Given h , the hypotenuse and s , the surface area, it is asked to print the sides of the right angle triangle if possible, else print -1 . So here was my approach;

   double h,s;
   scanf("%lf %lf",&h,&s);
   s*=4;
   double squaresum=(h*h) + s;
   double squarediff=(h*h) - s;
   if(squarediff<0)
       printf("-1\n");
   else
   {
       double a = sqrt(squaresum)+sqrt(squarediff);
       a/=2;
       double b = sqrt(squaresum)-sqrt(squarediff);
       b/=2;
       if(h>=a+b)
            printf("-1\n");
       else
        printf("%.6lf %.6lf %.6lf\n",h,a,b);
   }

My approach:
Given s , if we multiply 4 , then it is 2*a*b , where a and b are the other sides of the triangle. Then I find (a+b)^2 and (ab)^2 as I have h*h=a^2+b^2 . It even passed the custom test case:

4
5 6
6 10
258303 89837245228
616153 77878145466

Output:

4.000000 3.000000 5.000000
-1
-1
546189.769984 285168.817674 616153.000000

But the answer is being judged as wrong. I am not able to pick up how the answer could go wrong given 0<=h<=10^9 and 0<=s<=10^12 . The problem link-
https://www.codechef.com/problems/RIGHTTRI

Answer 1

Maybe I'm wrong, but if I read the Output required :

Output the answer for each test-case in a single line. If it is not possible to find such a triangle, output -1. Otherwise print 3 real numbers corresponding to the lengths of the sides of the triangle sorted in non-decreasing order . Please note that the length of the triangle sides should not differ by more than 0.01 in absolute value from the correct lengths.
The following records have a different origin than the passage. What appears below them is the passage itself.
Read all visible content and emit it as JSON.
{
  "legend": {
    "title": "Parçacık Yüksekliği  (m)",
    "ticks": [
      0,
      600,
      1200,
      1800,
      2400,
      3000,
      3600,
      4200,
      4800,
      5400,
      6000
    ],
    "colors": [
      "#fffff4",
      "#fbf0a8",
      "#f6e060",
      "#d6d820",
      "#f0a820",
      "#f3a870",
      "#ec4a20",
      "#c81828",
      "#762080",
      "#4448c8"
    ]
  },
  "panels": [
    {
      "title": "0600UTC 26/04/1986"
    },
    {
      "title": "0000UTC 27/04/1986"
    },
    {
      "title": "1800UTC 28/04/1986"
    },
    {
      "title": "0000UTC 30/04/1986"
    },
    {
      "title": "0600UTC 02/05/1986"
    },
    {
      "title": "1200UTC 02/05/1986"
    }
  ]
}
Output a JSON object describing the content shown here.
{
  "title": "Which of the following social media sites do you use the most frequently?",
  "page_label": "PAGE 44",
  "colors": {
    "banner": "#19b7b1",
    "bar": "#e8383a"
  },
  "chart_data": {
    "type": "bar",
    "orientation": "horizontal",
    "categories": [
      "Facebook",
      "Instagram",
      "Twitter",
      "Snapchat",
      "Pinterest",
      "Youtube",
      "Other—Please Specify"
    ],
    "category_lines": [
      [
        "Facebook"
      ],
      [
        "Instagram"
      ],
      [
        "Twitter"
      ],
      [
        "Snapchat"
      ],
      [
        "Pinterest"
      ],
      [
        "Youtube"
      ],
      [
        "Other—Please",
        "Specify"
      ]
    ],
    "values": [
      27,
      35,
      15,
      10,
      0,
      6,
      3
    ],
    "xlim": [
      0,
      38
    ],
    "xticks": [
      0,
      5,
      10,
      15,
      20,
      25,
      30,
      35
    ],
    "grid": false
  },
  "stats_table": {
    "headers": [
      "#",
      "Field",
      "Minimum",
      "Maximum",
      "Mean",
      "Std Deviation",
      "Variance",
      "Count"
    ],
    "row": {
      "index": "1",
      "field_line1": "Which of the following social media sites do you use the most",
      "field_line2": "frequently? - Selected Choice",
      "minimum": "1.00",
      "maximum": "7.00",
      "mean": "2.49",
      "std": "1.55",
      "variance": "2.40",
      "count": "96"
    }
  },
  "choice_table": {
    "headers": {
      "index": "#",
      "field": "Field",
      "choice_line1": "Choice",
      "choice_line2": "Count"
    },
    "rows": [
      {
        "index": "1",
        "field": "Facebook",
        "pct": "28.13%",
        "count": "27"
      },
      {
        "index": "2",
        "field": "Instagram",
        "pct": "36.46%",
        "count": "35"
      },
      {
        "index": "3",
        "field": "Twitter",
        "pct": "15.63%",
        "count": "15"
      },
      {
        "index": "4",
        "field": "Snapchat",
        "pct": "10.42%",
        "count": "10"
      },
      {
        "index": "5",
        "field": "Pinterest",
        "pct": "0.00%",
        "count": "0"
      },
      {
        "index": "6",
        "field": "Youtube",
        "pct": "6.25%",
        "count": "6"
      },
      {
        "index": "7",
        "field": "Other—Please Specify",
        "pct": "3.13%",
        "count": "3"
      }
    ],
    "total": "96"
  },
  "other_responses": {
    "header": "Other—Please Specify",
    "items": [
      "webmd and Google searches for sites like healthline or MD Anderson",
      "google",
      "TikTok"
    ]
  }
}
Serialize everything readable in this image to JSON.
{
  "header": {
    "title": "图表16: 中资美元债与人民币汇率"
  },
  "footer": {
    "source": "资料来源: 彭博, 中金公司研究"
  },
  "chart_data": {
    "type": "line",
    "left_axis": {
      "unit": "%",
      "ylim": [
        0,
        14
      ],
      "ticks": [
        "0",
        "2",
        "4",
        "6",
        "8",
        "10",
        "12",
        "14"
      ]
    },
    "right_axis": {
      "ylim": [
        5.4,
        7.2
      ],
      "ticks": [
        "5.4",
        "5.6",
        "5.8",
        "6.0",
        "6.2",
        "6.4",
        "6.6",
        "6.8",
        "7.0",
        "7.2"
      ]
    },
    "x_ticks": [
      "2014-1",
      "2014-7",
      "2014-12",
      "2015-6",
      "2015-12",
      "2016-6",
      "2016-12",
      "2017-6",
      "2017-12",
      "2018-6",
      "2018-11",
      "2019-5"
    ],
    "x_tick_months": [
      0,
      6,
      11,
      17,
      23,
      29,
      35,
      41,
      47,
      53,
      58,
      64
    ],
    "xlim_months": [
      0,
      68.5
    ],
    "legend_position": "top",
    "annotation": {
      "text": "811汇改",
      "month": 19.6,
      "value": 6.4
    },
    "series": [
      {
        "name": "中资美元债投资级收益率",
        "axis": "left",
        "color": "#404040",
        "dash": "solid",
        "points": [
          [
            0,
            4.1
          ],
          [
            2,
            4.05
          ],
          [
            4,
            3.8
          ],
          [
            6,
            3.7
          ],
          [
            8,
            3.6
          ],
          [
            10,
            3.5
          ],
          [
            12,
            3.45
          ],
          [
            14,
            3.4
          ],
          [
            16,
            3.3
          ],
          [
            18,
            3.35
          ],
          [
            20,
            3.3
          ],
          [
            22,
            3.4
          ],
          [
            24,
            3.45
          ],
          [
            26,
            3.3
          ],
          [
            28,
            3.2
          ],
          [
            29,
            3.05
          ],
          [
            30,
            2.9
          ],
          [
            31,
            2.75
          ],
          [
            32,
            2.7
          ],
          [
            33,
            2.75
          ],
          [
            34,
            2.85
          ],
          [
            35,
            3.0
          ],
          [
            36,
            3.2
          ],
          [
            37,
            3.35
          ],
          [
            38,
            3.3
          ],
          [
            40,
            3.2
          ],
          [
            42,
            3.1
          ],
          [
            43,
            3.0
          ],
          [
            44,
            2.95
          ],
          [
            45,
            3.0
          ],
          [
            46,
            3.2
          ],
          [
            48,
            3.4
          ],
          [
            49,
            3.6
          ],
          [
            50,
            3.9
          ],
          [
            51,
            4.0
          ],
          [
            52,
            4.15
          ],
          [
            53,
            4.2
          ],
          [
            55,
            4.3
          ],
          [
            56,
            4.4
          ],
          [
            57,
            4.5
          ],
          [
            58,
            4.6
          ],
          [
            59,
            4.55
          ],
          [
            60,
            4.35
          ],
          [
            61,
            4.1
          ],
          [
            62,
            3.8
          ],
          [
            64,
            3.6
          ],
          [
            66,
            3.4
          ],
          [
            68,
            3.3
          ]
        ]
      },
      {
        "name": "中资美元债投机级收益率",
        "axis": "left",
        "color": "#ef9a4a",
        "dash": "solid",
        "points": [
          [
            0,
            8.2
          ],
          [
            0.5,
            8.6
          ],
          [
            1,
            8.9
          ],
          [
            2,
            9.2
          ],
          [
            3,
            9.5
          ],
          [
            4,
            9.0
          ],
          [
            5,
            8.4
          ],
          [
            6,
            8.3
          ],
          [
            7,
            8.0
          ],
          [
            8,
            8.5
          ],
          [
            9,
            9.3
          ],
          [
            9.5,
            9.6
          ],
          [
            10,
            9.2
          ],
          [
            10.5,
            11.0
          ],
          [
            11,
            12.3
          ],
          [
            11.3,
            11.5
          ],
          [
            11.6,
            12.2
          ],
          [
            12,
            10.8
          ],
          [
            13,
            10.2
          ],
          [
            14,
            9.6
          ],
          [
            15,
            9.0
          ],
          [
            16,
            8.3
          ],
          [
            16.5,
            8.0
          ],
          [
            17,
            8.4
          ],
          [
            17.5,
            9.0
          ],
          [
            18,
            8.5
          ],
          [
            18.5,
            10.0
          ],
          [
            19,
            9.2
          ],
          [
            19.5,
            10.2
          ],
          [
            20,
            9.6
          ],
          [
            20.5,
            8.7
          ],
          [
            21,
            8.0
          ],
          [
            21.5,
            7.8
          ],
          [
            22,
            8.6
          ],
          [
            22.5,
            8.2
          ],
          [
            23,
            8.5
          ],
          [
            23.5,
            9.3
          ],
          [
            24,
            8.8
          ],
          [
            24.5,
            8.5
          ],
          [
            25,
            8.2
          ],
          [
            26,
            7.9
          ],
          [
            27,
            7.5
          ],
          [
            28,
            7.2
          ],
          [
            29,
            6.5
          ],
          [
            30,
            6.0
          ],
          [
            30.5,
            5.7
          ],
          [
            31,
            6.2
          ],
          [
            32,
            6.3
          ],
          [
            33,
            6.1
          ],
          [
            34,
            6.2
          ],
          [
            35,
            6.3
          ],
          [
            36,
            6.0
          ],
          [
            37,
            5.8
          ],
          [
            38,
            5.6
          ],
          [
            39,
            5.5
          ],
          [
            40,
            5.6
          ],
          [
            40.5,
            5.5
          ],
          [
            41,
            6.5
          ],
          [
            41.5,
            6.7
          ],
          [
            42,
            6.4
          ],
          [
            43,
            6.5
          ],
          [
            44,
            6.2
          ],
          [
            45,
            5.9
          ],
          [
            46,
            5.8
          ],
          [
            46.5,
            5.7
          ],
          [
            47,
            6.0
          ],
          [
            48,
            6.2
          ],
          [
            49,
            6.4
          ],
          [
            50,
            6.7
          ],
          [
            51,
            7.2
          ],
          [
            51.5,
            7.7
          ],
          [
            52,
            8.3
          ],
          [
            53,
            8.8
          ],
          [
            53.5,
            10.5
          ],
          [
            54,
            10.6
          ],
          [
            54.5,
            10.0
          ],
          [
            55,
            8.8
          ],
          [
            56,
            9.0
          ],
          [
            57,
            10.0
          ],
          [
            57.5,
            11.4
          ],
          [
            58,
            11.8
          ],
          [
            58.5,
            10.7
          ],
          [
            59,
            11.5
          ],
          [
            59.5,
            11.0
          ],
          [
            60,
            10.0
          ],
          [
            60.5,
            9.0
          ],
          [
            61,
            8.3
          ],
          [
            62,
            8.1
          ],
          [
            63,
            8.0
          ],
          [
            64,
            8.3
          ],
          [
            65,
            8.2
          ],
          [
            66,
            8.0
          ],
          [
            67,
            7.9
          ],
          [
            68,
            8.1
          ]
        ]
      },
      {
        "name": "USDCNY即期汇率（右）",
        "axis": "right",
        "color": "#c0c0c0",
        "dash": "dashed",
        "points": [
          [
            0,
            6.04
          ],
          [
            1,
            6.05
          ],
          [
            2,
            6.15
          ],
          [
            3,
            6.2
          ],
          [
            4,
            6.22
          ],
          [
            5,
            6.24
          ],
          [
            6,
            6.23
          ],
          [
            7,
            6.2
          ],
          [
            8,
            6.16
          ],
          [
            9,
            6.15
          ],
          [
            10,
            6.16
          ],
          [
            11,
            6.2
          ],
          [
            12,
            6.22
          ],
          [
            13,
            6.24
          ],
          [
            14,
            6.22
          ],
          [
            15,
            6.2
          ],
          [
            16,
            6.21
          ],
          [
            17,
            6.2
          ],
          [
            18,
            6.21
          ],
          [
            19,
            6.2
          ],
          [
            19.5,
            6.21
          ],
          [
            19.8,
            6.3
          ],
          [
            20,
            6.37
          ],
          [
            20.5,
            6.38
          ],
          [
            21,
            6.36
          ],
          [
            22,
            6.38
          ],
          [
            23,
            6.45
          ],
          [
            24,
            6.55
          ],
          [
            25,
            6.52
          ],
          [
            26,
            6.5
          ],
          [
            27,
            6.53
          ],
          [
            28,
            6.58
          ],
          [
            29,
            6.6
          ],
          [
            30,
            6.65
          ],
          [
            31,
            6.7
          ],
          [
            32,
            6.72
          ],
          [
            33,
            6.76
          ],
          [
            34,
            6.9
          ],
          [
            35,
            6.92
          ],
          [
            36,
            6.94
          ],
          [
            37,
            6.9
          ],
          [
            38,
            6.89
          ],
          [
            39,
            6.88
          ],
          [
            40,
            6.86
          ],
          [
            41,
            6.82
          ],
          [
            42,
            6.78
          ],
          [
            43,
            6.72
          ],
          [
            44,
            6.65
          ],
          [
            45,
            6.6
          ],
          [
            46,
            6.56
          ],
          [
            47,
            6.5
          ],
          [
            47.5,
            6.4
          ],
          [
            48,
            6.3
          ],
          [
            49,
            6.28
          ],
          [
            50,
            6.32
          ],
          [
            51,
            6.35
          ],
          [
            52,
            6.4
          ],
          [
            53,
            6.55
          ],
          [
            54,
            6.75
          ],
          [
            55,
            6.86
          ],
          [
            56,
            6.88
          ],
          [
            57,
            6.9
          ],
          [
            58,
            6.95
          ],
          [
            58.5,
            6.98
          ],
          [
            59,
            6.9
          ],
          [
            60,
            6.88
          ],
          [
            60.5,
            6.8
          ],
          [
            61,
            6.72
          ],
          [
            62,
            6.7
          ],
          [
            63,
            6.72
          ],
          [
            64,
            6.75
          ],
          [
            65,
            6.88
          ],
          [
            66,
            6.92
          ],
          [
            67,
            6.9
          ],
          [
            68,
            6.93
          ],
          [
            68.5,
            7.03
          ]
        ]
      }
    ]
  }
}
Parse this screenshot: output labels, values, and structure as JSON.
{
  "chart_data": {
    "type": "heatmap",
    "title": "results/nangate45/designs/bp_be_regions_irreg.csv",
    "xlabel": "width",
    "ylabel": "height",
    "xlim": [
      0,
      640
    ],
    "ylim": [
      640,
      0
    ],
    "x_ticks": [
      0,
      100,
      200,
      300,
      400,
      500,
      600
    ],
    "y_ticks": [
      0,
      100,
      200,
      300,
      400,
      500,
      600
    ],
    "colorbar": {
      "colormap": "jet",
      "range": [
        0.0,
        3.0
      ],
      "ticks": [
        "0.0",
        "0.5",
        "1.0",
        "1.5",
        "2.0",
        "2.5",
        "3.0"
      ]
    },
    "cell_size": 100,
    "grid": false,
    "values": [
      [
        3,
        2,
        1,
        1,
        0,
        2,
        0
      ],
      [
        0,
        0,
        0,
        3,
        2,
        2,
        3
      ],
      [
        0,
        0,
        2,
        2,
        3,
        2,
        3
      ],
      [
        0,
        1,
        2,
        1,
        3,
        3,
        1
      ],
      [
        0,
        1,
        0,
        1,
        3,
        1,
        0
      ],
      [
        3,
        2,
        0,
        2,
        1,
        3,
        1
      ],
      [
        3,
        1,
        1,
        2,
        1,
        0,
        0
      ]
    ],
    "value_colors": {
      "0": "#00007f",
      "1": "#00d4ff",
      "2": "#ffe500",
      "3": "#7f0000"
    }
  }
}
Your output is not sorted... I guess non-decreasing order means increasing order... Maybe give it a shot before anything else...

(Edited question according to comment) :

non-decreasing order means you must sort them number from the lowest to the highest, by length :

3.000000 4.000000 5.000000

Mainly the issue with math problems is to understand what they want from you...